Thanks for sharing your research with us.  I see that your teachers' and administrators' guide includes a section on special considerations for "Non-native English Speakers.  I'm curious if your work has suggestions, or considerations, for learners with language-based disabilities, such as Dyslexia?  I notice that in the references section, you list Phases of word learning: Implications for instruction with delayed and disabled readers, as one of your resources.  If you can share any thoughts on how the larger experimental study may address these learners' needs, it would be great to hear.


Mike Cruse

Disabilities in Adult Education Moderator

Charles MacArthur - U Delaware's picture

Thanks for your question, Mike. In our earlier research on instruction in decoding with ABE learners, about half of the native speaking learners reported that they had previously been identified with learning disabilities; it is probably that many others also had LD. The students with LD were generally the lowest performing in all areas of reading - decoding, spelling, vocabulary, and comprehension. We also found that the non-native learners, as a group, made significantly greater gains as a result of the instruction than the native-speaking group. One explanation of this finding is that the native learners had weak reading skills due to disability, while part of the poor performance of the non-native speakers was due to remaining difficulties with English. The message is that learners with LD will need more intensive instruction than our program provided. Teachers would need to carefully  monitor progress and re-teach particular decoding/ spelling skills to those learners, or differentiate by using even more explicit methods. Of course, this is not a new message.

In our current basic writing research, we do not diagnose whether students have disabilities or differentiate instruction based on disability; we simply work with the writing skills and knowledge that students bring to the class.
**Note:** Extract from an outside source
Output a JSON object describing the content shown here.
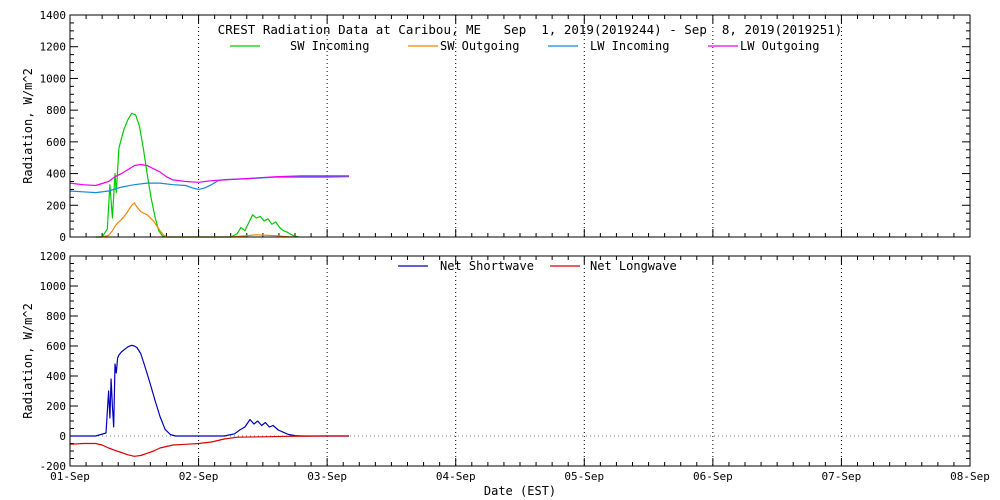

The instruction is designed for struggling writers, using methods that have been shown to work well with students who have disabilities and other struggling learners -- self-regulated strategy instruction. We work to mastery. We encourage instructors to provide extra instruction as needed to students to make sure that 1) they can explain and apply the strategies, 2) their writing has improved, and 3) they see themselves that their writing has improved -- this last is critical to motivation.